As autoridades ficam também responsáveis por «proceder à notificação» dos magistrados, e «considerando que a sua presença em território nacional constitui uma ameaça aos interesses e à dignidade da República Democrática de Timor-Leste ordenar (...) o abandono do território nacional (...) dos supra referidos indivíduos no prazo de 48 horas».

Às autoridades de política e de segurança cabe a responsabilidade de fazer cumprir a decisão «caso o abandono do território nacional não seja observado e constando-se a permanência ilegal em território nacional».

A Agência Lusa tentou falar com os funcionários expulsos, mas os magistrados, que ainda não foram notificados, remeteram quaisquer declarações à imprensa para mais tarde. 

A decisão do Parlamento tem levantado várias críticas de organizações não-governamentais e advogados, exigindo o respeito pela separação de poderes.

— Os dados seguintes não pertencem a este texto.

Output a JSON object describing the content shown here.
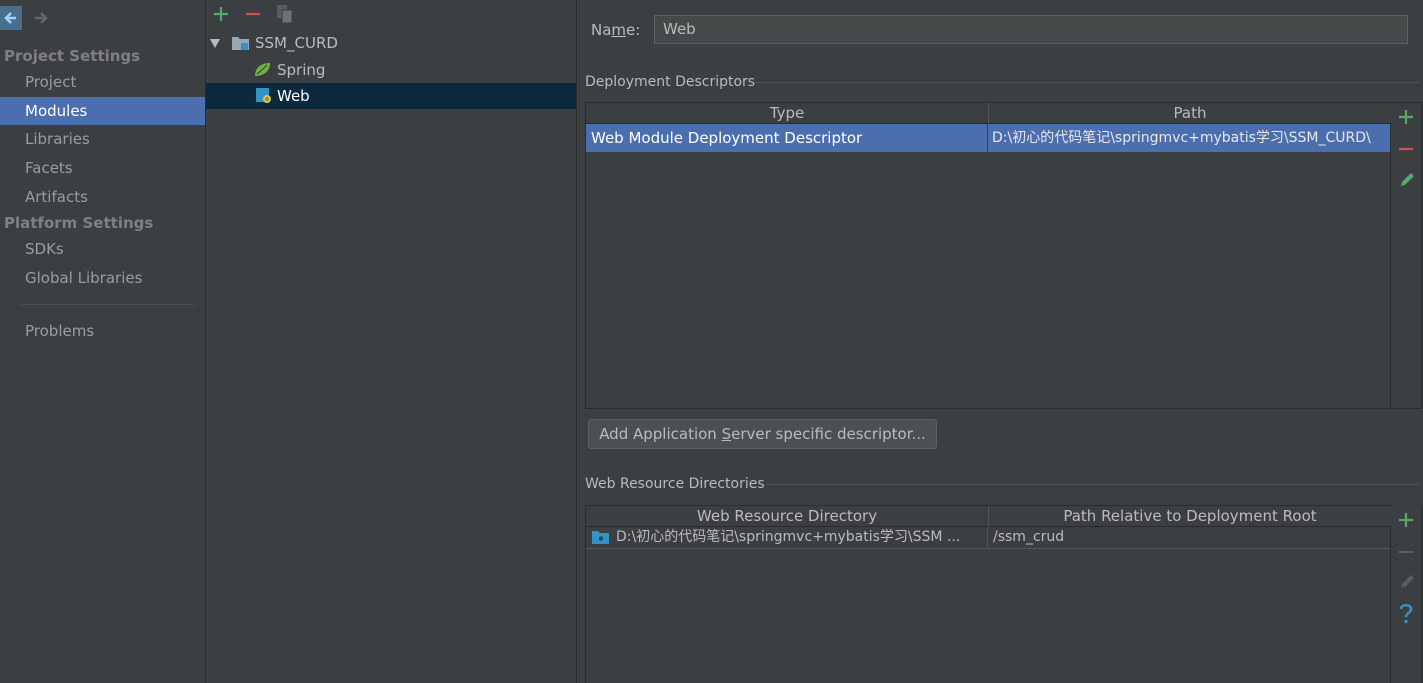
{
  "nav": {
    "sections": [
      {
        "title": "Project Settings",
        "items": [
          "Project",
          "Modules",
          "Libraries",
          "Facets",
          "Artifacts"
        ]
      },
      {
        "title": "Platform Settings",
        "items": [
          "SDKs",
          "Global Libraries"
        ]
      }
    ],
    "problems": "Problems",
    "selected": "Modules"
  },
  "tree": {
    "root": "SSM_CURD",
    "children": [
      "Spring",
      "Web"
    ],
    "selected": "Web"
  },
  "name_field": {
    "label_pre": "Na",
    "label_mn": "m",
    "label_post": "e:",
    "value": "Web"
  },
  "deployment": {
    "title": "Deployment Descriptors",
    "columns": [
      "Type",
      "Path"
    ],
    "rows": [
      {
        "type": "Web Module Deployment Descriptor",
        "path": "D:\\初心的代码笔记\\springmvc+mybatis学习\\SSM_CURD\\"
      }
    ],
    "add_button": {
      "pre": "Add Application ",
      "mn": "S",
      "post": "erver specific descriptor..."
    }
  },
  "web_resources": {
    "title": "Web Resource Directories",
    "columns": [
      "Web Resource Directory",
      "Path Relative to Deployment Root"
    ],
    "rows": [
      {
        "dir": "D:\\初心的代码笔记\\springmvc+mybatis学习\\SSM ...",
        "rel": "/ssm_crud"
      }
    ]
  },
  "colors": {
    "accent_green": "#59a869",
    "accent_red": "#c75450",
    "selection": "#4b6eaf",
    "tree_selection": "#0d293e",
    "help_blue": "#3592c4"
  }
}
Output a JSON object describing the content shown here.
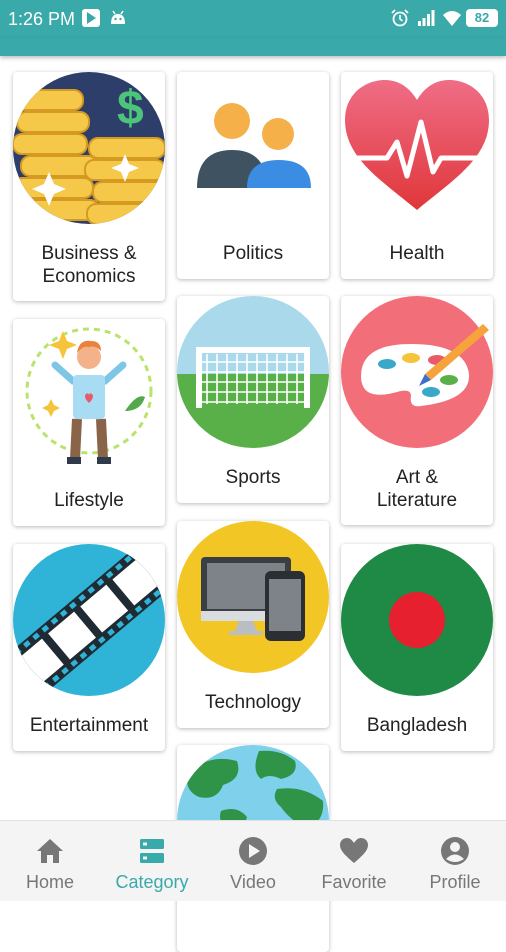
{
  "status_bar": {
    "time": "1:26 PM",
    "battery": "82"
  },
  "categories": [
    {
      "name": "Business &\nEconomics",
      "icon": "business-coins-icon"
    },
    {
      "name": "Politics",
      "icon": "people-icon"
    },
    {
      "name": "Health",
      "icon": "heart-pulse-icon"
    },
    {
      "name": "Lifestyle",
      "icon": "lifestyle-person-icon"
    },
    {
      "name": "Sports",
      "icon": "soccer-goal-icon"
    },
    {
      "name": "Art &\nLiterature",
      "icon": "paint-palette-icon"
    },
    {
      "name": "Entertainment",
      "icon": "film-strip-icon"
    },
    {
      "name": "Technology",
      "icon": "computer-phone-icon"
    },
    {
      "name": "Bangladesh",
      "icon": "bangladesh-flag-icon"
    },
    {
      "name": "",
      "icon": "globe-icon"
    }
  ],
  "bottom_nav": [
    {
      "label": "Home",
      "icon": "home-icon"
    },
    {
      "label": "Category",
      "icon": "category-icon",
      "active": true
    },
    {
      "label": "Video",
      "icon": "play-circle-icon"
    },
    {
      "label": "Favorite",
      "icon": "heart-icon"
    },
    {
      "label": "Profile",
      "icon": "profile-icon"
    }
  ],
  "colors": {
    "accent": "#3aa9a9",
    "inactive": "#777777"
  }
}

Após a resolução parlamentar, o Governo timorense já enviou cartas ao Presidente e ao primeiro-ministro de Portugal a explicar que esta situação «não está relacionada com as relações existentes entre os dois países, nem com o tipo de cooperação que tem existido», afirmou o ministro da Justiça timorense, Dionísio Babo.

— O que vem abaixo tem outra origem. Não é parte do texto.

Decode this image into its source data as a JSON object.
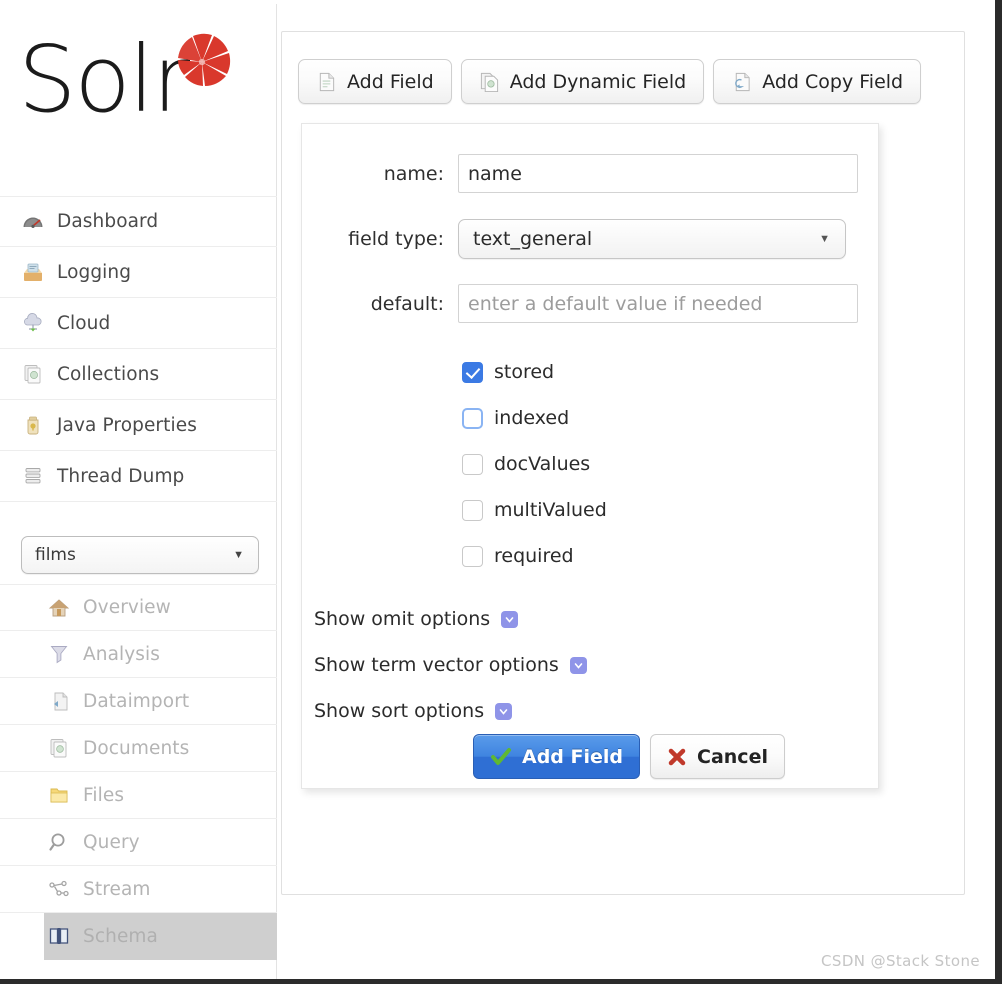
{
  "app": {
    "logo_text": "Solr",
    "watermark": "CSDN @Stack Stone"
  },
  "sidebar": {
    "main_nav": [
      {
        "label": "Dashboard",
        "icon": "dashboard-icon"
      },
      {
        "label": "Logging",
        "icon": "logging-icon"
      },
      {
        "label": "Cloud",
        "icon": "cloud-icon"
      },
      {
        "label": "Collections",
        "icon": "collections-icon"
      },
      {
        "label": "Java Properties",
        "icon": "java-properties-icon"
      },
      {
        "label": "Thread Dump",
        "icon": "thread-dump-icon"
      }
    ],
    "collection_select": {
      "value": "films",
      "caret": "▼"
    },
    "collection_nav": [
      {
        "label": "Overview",
        "icon": "home-icon",
        "active": false
      },
      {
        "label": "Analysis",
        "icon": "funnel-icon",
        "active": false
      },
      {
        "label": "Dataimport",
        "icon": "dataimport-icon",
        "active": false
      },
      {
        "label": "Documents",
        "icon": "documents-icon",
        "active": false
      },
      {
        "label": "Files",
        "icon": "folder-icon",
        "active": false
      },
      {
        "label": "Query",
        "icon": "magnifier-icon",
        "active": false
      },
      {
        "label": "Stream",
        "icon": "stream-icon",
        "active": false
      },
      {
        "label": "Schema",
        "icon": "book-icon",
        "active": true
      }
    ]
  },
  "toolbar": {
    "buttons": [
      {
        "label": "Add Field",
        "icon": "file-plain-icon"
      },
      {
        "label": "Add Dynamic Field",
        "icon": "file-dynamic-icon"
      },
      {
        "label": "Add Copy Field",
        "icon": "file-copy-icon"
      }
    ]
  },
  "form": {
    "name": {
      "label": "name:",
      "value": "name",
      "placeholder": ""
    },
    "field_type": {
      "label": "field type:",
      "value": "text_general",
      "caret": "▼"
    },
    "default": {
      "label": "default:",
      "value": "",
      "placeholder": "enter a default value if needed"
    },
    "checkboxes": [
      {
        "label": "stored",
        "checked": true,
        "focused": false
      },
      {
        "label": "indexed",
        "checked": false,
        "focused": true
      },
      {
        "label": "docValues",
        "checked": false,
        "focused": false
      },
      {
        "label": "multiValued",
        "checked": false,
        "focused": false
      },
      {
        "label": "required",
        "checked": false,
        "focused": false
      }
    ],
    "show_options": [
      {
        "label": "Show omit options"
      },
      {
        "label": "Show term vector options"
      },
      {
        "label": "Show sort options"
      }
    ],
    "actions": {
      "submit": {
        "label": "Add Field",
        "icon": "check-icon"
      },
      "cancel": {
        "label": "Cancel",
        "icon": "x-icon"
      }
    }
  },
  "colors": {
    "accent_blue": "#3b7ae4",
    "submit_blue": "#2f6fd4",
    "check_green": "#5fb832",
    "cancel_red": "#c0392b",
    "toggle_purple": "#8f94e8",
    "logo_red": "#d9382c",
    "active_row": "#cfcfcf"
  }
}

Nessas declarações, o ministro timorense salientou que, após a auditoria poderão vir a ser feitos novos contratos, mas baseados numa nova forma, que não especificou.

Bloco de Esquerda questiona Governo

O Bloco de Esquerda já questionou o ministro dos Negócios Estrangeiros sobre a expulsão de funcionários judiciais: «Perante a tomada de posição de expulsão dos funcionários judiciais internacionais, qual a posição do Governo português? É do conhecimento do Governo português algum facto concreto, relacionado com o trabalho destes funcionários judiciais internacionais, que esteja na origem desta decisão tão drástica do Governo timorense?», lê-se numa pergunta dirigida pela deputada do BE Helena Pinto ao ministro Rui Machete.

Helena Pinto considera que as autoridades timorenses tomaram «uma decisão de fim de linha, cujas consequências não podem ser ignoradas» e que exige esclarecimento: «Facto inédito nas relações de Portugal com os países da CPLP, com quem mantemos especiais relações de cooperação e ao nível diplomático, tendo em conta a história comum que nos une, necessita de ser esclarecido».